La línea pareció zumbar y, mientras la sheriff Tannen concluía su relato, sentí que el teléfono móvil me ardía en la mano.
– Cuando la encontraron, Caleb Brewster se había marchado otra vez. Aún hay una orden de búsqueda pendiente, que yo sepa, pero no pensaba que alguien llegara a atenderla. Al menos hasta ahora.

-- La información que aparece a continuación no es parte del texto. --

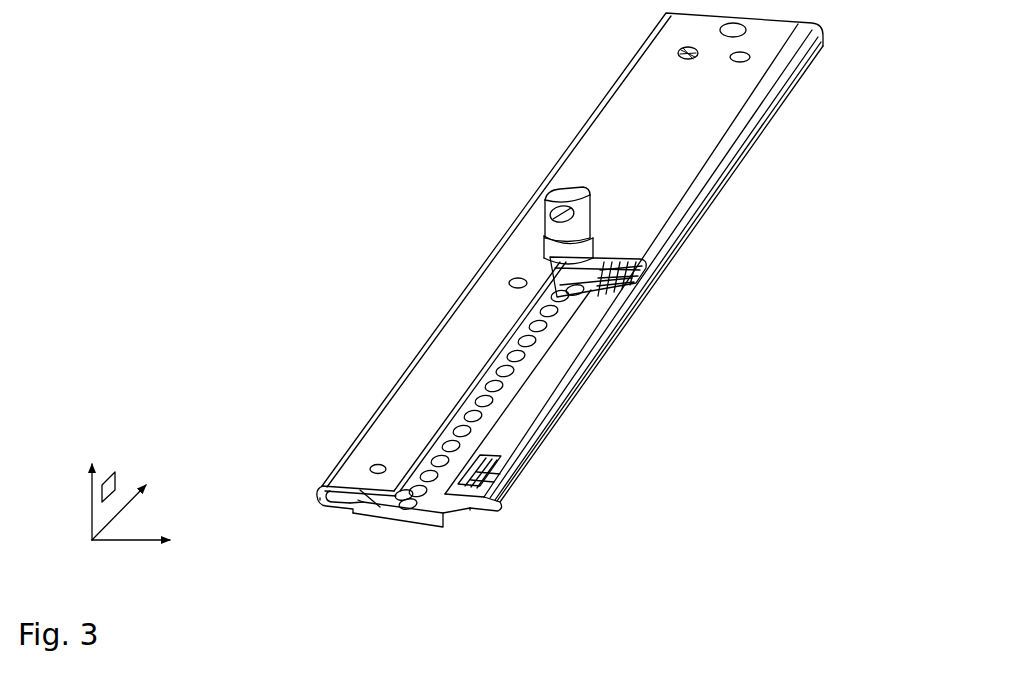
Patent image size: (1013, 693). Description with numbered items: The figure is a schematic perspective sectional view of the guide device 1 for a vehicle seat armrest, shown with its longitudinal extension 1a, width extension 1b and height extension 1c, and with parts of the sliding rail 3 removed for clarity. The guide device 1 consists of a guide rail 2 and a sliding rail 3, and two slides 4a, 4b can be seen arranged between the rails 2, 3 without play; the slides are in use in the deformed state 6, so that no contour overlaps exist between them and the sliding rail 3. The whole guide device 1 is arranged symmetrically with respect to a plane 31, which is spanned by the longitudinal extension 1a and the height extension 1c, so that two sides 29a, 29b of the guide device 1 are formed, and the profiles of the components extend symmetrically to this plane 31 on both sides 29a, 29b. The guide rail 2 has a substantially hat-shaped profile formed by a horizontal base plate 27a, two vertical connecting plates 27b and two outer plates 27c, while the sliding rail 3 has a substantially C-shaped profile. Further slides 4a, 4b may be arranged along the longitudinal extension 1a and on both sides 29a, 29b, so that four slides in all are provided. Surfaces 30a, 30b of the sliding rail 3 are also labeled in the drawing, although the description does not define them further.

The guide device 1 is at (484, 96).
The guide rail 2 is at (362, 512).
The sliding rail 3 is at (581, 262).
The slide 4a is at (496, 480).
The slide 4b is at (614, 285).
The deformed state 6 is at (564, 352).
The horizontal base plate 27a is at (408, 522).
The vertical connecting plates 27b is at (352, 510).
The outer plates 27c is at (330, 490).
The side of the guide device 29a is at (322, 524).
The side of the guide device 29b is at (490, 560).
The top surface of rail 30a is at (616, 66).
The side surface of rail 30b is at (760, 160).
The plane 31 is at (118, 472).
The longitudinal extension 1a is at (128, 507).
The width extension 1b is at (129, 543).
The height extension 1c is at (90, 499).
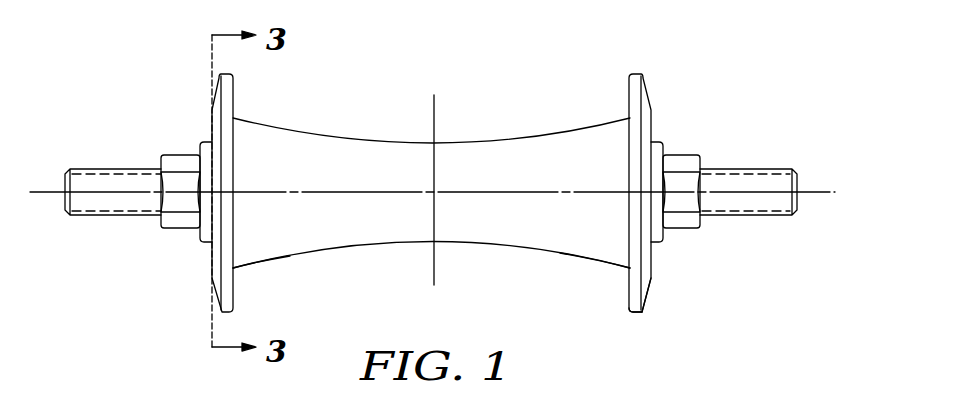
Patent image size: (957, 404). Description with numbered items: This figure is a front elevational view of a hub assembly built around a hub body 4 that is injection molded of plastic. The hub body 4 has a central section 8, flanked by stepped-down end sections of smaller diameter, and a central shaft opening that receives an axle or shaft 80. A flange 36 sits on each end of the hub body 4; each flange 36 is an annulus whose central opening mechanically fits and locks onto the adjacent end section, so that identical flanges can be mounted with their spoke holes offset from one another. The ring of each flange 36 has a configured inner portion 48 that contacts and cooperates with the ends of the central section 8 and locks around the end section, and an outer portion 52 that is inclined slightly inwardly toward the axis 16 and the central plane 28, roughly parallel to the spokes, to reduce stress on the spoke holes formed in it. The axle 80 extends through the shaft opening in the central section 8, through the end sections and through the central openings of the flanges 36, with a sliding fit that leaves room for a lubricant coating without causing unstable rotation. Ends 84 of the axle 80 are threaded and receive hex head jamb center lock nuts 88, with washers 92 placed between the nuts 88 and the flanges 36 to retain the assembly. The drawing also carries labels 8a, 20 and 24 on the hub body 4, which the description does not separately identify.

The hub body 4 is at (495, 130).
The central section 8 is at (388, 142).
The hub body lower wall portion 8a is at (236, 268).
The axis 16 is at (812, 192).
The central portion of hub body 20 is at (465, 227).
The flared end portion of hub body 24 is at (549, 250).
The central plane 28 is at (432, 208).
The flange 36 is at (244, 306).
The inner portion 48 is at (648, 287).
The outer portion 52 is at (637, 315).
The axle 80 is at (770, 205).
The ends of the axle 84 is at (97, 216).
The hex head jamb center lock nuts 88 is at (173, 160).
The washers 92 is at (208, 142).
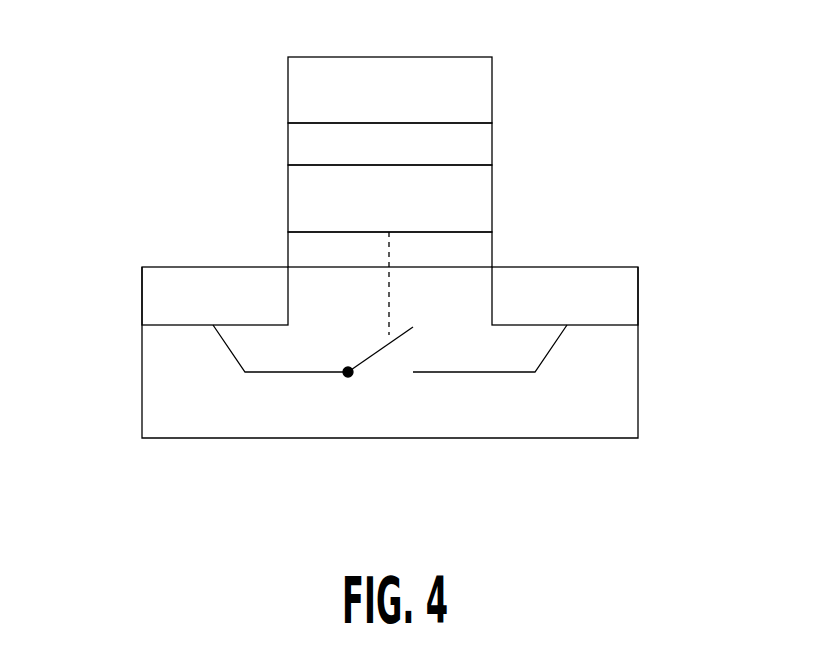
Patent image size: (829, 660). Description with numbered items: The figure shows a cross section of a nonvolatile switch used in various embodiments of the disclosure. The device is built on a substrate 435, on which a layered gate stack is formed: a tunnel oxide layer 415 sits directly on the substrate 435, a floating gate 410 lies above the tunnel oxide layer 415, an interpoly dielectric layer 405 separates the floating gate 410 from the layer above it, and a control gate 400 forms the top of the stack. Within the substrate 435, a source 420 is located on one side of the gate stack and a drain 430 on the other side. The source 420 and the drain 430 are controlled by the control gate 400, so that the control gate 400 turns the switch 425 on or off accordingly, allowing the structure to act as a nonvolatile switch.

The control gate 400 is at (298, 82).
The interpoly dielectric layer 405 is at (298, 144).
The floating gate 410 is at (300, 193).
The tunnel oxide layer 415 is at (298, 250).
The source 420 is at (148, 295).
The switch 425 is at (348, 378).
The drain 430 is at (628, 300).
The substrate 435 is at (148, 395).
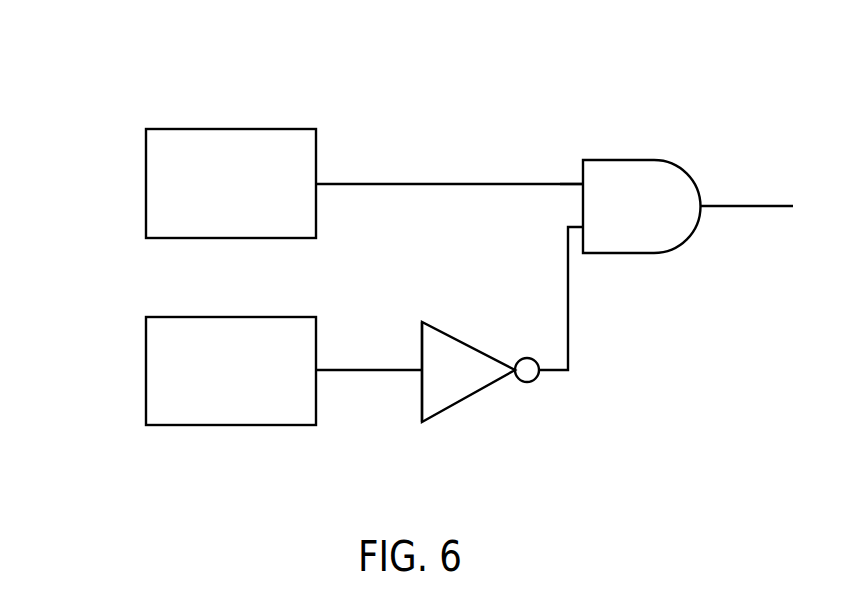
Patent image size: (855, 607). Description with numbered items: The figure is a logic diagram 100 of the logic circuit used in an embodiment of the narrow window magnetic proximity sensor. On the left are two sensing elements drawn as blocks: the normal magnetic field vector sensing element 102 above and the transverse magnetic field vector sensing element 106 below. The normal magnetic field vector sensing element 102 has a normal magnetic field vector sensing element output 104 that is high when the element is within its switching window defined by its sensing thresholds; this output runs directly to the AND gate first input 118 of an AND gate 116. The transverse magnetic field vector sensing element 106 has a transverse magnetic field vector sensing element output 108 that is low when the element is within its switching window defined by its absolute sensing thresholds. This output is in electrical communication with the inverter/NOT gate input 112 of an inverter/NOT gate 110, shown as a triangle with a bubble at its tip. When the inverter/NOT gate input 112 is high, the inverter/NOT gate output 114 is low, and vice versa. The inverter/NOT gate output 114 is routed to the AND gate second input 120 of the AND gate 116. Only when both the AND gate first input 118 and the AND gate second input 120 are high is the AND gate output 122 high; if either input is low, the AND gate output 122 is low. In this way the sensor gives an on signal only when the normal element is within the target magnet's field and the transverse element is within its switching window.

The logic diagram 100 is at (126, 76).
The normal magnetic field vector sensing element 102 is at (146, 185).
The normal magnetic field vector sensing element output 104 is at (318, 184).
The transverse magnetic field vector sensing element 106 is at (146, 372).
The transverse magnetic field vector sensing element output 108 is at (318, 372).
The inverter/NOT gate 110 is at (465, 397).
The inverter/NOT gate input 112 is at (420, 373).
The inverter/NOT gate output 114 is at (538, 378).
The AND gate 116 is at (663, 161).
The AND gate first input 118 is at (583, 184).
The AND gate second input 120 is at (583, 226).
The AND gate output 122 is at (700, 206).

Después de colgar me quedé sentado en la cama durante un rato. Había un mazo de cartas en un estante de la habitación y, sin darme cuenta, empecé a barajarlas; los bordes de los naipes desfilaron borrosamente ante mis ojos. Vi la reina de corazones y la saqué, me acordé de Saul Mann cuando jugaba a «Encuentra a la Reina». De pie tras su mesa de caballete forrada de felpa, en apariencia hablando solo, colocaba las cartas ante sí y volteaba una con el borde de la otra. «Con cinco gana diez, con diez gana veinte.» Parecía no darse cuenta siquiera de que los apostantes se congregaban lentamente, atraídos por el movimiento seguro de sus manos y la promesa de dinero fácil, pero él observaba todo el rato. Observaba y esperaba, y poco a poco, de manera infalible, acudían a él. Era como un cazador que tiene la certeza de que, en algún momento, el ciervo se cruzará en su camino.